Some of the motivation for these developments in bio-inspired and bio-friendly materials engineering is environmental: the reduction of waste and efficient use of resources, the elimination of toxic degradation products and the use of green feedstocks that minimize greenhouse gas emissions. It has become ever more clear that ‘retrofitting’ materials processing with sustainable innovations such as green solvents or carbon-capture technologies is cumbersome, expensive and inefficient; materials use and design needs to be wholly integrated into such environmentally considerate processing from the outset.

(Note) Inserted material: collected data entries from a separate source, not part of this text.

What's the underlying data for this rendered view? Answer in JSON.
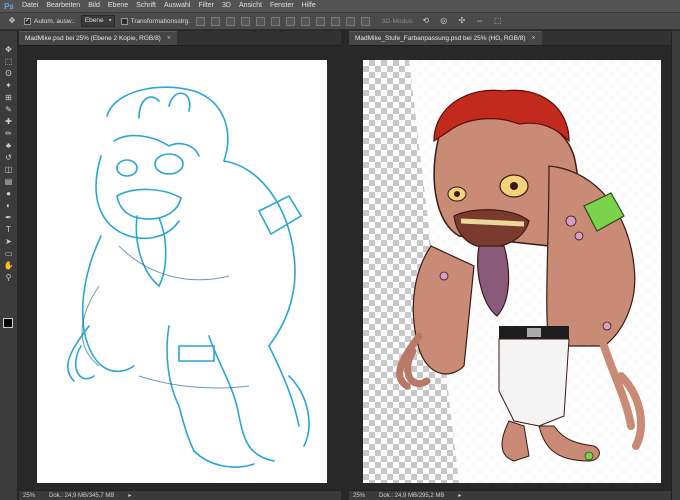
{
  "app": {
    "logo": "Ps"
  },
  "menu": [
    "Datei",
    "Bearbeiten",
    "Bild",
    "Ebene",
    "Schrift",
    "Auswahl",
    "Filter",
    "3D",
    "Ansicht",
    "Fenster",
    "Hilfe"
  ],
  "options": {
    "auto_select_label": "Autom. ausw.:",
    "auto_select_value": "Ebene",
    "transform_label": "Transformationsstrg.",
    "mode_3d_label": "3D-Modus:"
  },
  "colors": {
    "accent": "#5fa8e8",
    "ui_bg": "#535353",
    "panel": "#3b3b3b"
  },
  "left_doc": {
    "tab_title": "MadMike.psd bei 25% (Ebene 2 Kopie, RGB/8)",
    "zoom": "25%",
    "doc_info": "Dok.: 24,9 MB/345,7 MB"
  },
  "right_doc": {
    "tab_title": "MadMike_Stufe_Farbanpassung.psd bei 25% (HG, RGB/8)",
    "zoom": "25%",
    "doc_info": "Dok.: 24,9 MB/295,2 MB"
  },
  "tools": [
    "move-icon",
    "marquee-icon",
    "lasso-icon",
    "magic-wand-icon",
    "crop-icon",
    "eyedropper-icon",
    "healing-icon",
    "brush-icon",
    "stamp-icon",
    "history-brush-icon",
    "eraser-icon",
    "gradient-icon",
    "blur-icon",
    "dodge-icon",
    "pen-icon",
    "type-icon",
    "path-select-icon",
    "shape-icon",
    "hand-icon",
    "zoom-icon"
  ],
  "tool_glyphs": [
    "✥",
    "⬚",
    "ʘ",
    "✦",
    "⊞",
    "✎",
    "✚",
    "✏",
    "♣",
    "↺",
    "◫",
    "▤",
    "●",
    "◐",
    "✒",
    "T",
    "➤",
    "▭",
    "✋",
    "⚲"
  ]
}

Such accounting needs to dig deep, including the carbon costs of materials extraction and transportation. Some of these costs may be hidden by the way advanced economies tend to outsource production: around two-fifths of raw materials globally are extracted just to enable the export of goods and services around the world. A more accurate measure of materials consumption is arguably the material footprint39, which takes into account all the embodied materials use in a given product. Developed countries may look greener when scrutinized solely on the basis of national materials use but, in general, economic growth does not truly reduce the carbon footprint via improvements in manufacturing or recycling efficiency. Overall, materials consumption per capita grows as wealth does: a 10% increase in gross domestic product entails, on average, a 6% growth in materials footprint.

We cannot take our materials resources for granted. A study in 201340 found that, for 12 of 62 different metals and metalloids currently in use, substitutes are either inadequate or non-existent. Although scarcity of important materials is nothing new, today the market is more global and thus more susceptible to the vagaries of international geopolitics — just as the Russian invasion of Ukraine has demonstrated for energy resources. Additionally, the complexity of materials usage has increased, lengthening the roster of critical elements. A 2006 audit by the US National Research Council identified several metals, including rhodium, manganese, platinum and niobium, to be ‘at risk’ of scarcity.

Sustainability too can benefit from ML to handle big data, a notion pursued by the Computational Sustainability Network (CSN) (www.compsust.net), an initiative sponsored by the US National Science Foundation and involving 13 US academic institutions, as well as international partners. One major strand of the CSN is the discovery of new materials for energy generation and storage (fuel cells, batteries, solar and so on) from high-throughput X-ray diffraction experiments41, seeking to correlate observed structures with functional properties. Initiatives such as this aim to ensure that potentially useful innovations emerge already embedded in the wider picture, so that they generate not merely a citable piece of research but a technology that will make a difference to the world.

Making a difference matters more than ever. The COVID-19 pandemic has acted as a microcosm for demonstrating the interconnectedness of our technologies, our material culture and our societies. Materials scientists showed how existing know-how — for example, to make testing kits, masks and other protective clothing, and monitoring equipment — can be rapidly repurposed to meet new emerging threats. But, in a way, this experience served to highlight how much more might be done already to address the greater threat of climate change. Dramatic change is possible when the need is acknowledged, and the pandemic revealed the best of science, even in the face of some of the worst of politics and societal responses. We already know more than enough to create the material basis for a better world; the future depends on how wisely we use that knowledge.